"A compelling book: memoir and courtroom drama, a work of historical and legal import. " -- Jewish Week
Deborah Lipstadt, author of the groundbreaking Denying the Holocaust, chronicles her six-year legal battle with controversial British World War II historian David Irving that culminated in a sensational 2000 trial in London
In her acclaimed 1993 book Denying the Holocaust, Deborah Lipstadt called putative World War II historian David Irving "one of the most dangerous spokespersons for Holocaust denial", a conclusion that she reached by examining his cunning manipulations of evidence, partisanship to Hitler, persistent exoneration of the Third Reich, and his confirmed celebrity among swelling ranks of anti-Semitic organizations internationally. In 1994, Irving filed a libel lawsuit, not in the U.S. courtroom-where the onus of proof lies on the plaintiff, but in the UK-where the onus of proof lies on the defendant. At stake were not only the reputations of two historians, but the record of history itself.
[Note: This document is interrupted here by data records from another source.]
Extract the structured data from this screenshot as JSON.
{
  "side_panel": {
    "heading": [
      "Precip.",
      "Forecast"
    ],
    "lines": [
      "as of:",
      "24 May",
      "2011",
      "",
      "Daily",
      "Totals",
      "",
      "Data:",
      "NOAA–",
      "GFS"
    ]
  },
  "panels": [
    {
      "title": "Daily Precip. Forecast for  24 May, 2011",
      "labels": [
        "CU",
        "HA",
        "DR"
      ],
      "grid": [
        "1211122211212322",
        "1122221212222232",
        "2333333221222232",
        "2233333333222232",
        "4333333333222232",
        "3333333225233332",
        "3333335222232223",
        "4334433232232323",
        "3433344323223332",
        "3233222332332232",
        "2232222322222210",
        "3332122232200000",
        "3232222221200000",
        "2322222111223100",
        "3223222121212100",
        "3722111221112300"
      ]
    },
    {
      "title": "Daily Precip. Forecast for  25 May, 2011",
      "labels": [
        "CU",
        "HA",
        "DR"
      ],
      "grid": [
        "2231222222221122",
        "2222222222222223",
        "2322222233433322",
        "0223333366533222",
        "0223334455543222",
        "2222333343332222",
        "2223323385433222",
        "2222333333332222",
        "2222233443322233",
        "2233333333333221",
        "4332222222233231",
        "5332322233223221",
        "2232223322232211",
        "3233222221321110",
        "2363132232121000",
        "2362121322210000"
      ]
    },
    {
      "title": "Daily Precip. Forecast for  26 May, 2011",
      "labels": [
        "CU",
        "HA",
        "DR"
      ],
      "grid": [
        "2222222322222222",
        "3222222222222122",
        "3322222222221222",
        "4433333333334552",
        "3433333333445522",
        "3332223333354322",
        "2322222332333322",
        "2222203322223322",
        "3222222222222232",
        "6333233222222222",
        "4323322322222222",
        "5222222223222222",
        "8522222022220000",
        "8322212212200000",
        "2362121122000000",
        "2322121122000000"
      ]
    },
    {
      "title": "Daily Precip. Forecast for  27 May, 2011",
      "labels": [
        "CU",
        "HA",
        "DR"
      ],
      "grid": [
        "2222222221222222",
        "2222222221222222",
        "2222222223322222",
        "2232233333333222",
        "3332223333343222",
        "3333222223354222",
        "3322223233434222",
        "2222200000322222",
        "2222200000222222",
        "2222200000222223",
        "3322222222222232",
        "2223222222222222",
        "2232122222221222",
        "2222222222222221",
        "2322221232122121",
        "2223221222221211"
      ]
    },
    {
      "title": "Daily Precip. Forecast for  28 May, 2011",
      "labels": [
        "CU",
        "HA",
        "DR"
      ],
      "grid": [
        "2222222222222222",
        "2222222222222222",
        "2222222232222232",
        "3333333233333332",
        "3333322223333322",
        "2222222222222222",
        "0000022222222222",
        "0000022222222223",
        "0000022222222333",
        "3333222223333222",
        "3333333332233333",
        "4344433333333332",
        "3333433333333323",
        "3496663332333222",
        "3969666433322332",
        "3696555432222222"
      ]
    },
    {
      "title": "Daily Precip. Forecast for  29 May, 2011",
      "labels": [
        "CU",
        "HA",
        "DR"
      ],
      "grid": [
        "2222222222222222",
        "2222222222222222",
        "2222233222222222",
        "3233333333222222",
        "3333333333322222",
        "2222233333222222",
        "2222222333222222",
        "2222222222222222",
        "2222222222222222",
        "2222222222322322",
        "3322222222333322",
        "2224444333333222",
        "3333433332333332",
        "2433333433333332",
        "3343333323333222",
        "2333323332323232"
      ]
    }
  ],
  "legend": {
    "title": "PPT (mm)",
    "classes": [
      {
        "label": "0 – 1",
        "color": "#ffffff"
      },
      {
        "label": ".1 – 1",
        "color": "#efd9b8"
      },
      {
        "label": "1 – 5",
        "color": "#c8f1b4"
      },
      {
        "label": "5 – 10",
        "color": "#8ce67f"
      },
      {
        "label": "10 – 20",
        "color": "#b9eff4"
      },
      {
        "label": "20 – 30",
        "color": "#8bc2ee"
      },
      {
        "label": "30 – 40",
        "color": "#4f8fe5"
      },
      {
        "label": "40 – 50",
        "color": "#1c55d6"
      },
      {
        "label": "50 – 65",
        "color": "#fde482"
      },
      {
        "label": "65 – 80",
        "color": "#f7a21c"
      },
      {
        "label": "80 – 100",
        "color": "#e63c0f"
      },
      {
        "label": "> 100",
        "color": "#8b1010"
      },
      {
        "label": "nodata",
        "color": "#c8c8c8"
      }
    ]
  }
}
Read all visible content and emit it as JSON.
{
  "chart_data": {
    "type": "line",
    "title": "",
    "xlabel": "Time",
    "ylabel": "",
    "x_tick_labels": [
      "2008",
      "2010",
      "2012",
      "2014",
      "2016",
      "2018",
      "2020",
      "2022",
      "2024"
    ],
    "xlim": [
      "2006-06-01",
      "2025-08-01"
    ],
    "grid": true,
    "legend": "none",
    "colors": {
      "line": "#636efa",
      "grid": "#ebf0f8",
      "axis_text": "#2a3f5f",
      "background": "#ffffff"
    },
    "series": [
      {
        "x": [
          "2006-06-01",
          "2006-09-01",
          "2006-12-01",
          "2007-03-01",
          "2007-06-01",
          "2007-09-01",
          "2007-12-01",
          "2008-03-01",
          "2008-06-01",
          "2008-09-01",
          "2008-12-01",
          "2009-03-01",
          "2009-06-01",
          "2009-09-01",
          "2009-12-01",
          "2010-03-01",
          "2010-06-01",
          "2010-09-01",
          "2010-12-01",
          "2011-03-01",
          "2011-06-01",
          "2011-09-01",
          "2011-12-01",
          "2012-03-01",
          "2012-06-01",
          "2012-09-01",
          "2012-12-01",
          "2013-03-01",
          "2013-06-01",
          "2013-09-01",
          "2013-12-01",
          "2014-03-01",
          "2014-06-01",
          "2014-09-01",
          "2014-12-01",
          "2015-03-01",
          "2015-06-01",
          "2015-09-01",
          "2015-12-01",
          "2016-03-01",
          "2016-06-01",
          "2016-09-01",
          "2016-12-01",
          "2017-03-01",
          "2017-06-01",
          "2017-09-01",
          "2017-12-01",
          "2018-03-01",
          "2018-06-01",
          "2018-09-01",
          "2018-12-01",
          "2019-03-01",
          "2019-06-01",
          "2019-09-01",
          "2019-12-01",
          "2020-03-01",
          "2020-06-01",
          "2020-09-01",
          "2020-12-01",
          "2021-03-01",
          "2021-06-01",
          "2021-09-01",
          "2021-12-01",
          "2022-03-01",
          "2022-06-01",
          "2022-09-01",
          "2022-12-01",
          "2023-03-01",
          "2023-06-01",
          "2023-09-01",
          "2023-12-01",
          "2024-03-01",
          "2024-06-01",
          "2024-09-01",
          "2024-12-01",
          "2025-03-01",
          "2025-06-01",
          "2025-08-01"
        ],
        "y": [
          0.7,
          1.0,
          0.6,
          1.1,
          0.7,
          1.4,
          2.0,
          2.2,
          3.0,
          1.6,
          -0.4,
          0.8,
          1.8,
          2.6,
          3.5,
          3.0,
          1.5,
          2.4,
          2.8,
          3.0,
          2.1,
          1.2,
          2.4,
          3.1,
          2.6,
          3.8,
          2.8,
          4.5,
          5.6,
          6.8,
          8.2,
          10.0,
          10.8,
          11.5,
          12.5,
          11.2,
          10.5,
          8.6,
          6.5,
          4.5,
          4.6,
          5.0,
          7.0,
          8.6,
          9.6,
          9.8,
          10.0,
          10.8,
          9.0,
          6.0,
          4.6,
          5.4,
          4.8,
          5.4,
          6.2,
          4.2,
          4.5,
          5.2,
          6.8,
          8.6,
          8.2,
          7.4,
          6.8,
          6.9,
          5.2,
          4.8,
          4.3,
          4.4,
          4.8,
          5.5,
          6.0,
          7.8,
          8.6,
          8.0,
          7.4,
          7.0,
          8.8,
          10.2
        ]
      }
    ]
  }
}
The four-month trial took place in London in 2000 and drew international attention. With the help of a first-rate team of solicitors and historians and the support of her UK publisher, Penguin, Lipstadt won, her victory proclaimed on the front page of major newspapers around the world. Part history, part real life courtroom drama, Denial is Lipstadt's riveting, blow-by-blow account of the trial that tested the standards of historical and judicial truths and resulted in a formal denunciation of the infamous Holocaust denier.